High-performance low-temperature solid oxide fuel cell with nanostructured lanthanum strontium cobaltite/yttria-stabilized zirconia cathode via advanced co-sputtering

Abstract

Recently, there has been a growing interest in developing ultra-fine nanostructured electrodes with extensive reaction areas for improved performance and low-temperature operation of solid oxide fuel cells. Recent advancements using a refined approach of co-sputtering metal alloys and oxide targets have shown the feasibility of nano-columnar structures of perovskite-based electrodes. This achievement notably expands the operating temperature range for thin film electrodes.
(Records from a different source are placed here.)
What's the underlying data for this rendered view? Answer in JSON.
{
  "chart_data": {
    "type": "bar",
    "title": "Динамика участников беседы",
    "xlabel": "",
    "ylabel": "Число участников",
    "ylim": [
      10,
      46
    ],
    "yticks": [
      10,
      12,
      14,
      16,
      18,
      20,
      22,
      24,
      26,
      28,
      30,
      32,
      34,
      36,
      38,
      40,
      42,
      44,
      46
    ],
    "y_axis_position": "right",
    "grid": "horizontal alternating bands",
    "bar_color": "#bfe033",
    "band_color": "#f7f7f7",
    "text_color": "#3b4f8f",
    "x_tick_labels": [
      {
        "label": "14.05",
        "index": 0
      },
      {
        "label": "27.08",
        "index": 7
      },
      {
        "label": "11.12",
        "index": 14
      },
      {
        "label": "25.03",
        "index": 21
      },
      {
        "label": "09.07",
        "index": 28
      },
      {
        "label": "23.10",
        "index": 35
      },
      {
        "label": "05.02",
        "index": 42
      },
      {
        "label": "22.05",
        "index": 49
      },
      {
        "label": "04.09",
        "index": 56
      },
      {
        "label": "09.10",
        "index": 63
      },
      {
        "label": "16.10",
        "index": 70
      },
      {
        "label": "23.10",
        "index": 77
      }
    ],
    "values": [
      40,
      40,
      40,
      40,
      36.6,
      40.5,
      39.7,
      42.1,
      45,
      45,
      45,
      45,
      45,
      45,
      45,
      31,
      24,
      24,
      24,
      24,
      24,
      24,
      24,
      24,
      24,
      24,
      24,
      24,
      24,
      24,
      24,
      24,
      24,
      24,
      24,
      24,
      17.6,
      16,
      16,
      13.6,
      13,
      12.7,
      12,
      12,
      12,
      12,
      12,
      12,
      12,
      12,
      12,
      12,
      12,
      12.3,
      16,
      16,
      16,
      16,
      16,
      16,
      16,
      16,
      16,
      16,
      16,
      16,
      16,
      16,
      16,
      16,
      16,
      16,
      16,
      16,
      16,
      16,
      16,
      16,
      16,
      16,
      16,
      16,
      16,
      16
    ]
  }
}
In this study, we systematically examine the effects of chamber pressure control in the co-sputtering process using LSC perovskite oxide and YZr metal-alloy targets, targeting cathode application in all-sputtered SOFCs. We focus on variations in columnar shape, particle size, and electrochemical performance. Contrary to conventional sputtering methods, our research identifies that the relationship between sputtering pressure and the film structure is significantly complicated. Notably, the growth characteristics of metal alloys and the oxide materials diverge, leading to intricate structural changes under the process conditions. We observe substantial enhancements of performance and thermo-mechanical properties by fine-tuning columnar growth in the electrode, resulting in a high performance of 580 mW/cm² in all-sputtered SOFCs at 500 °C.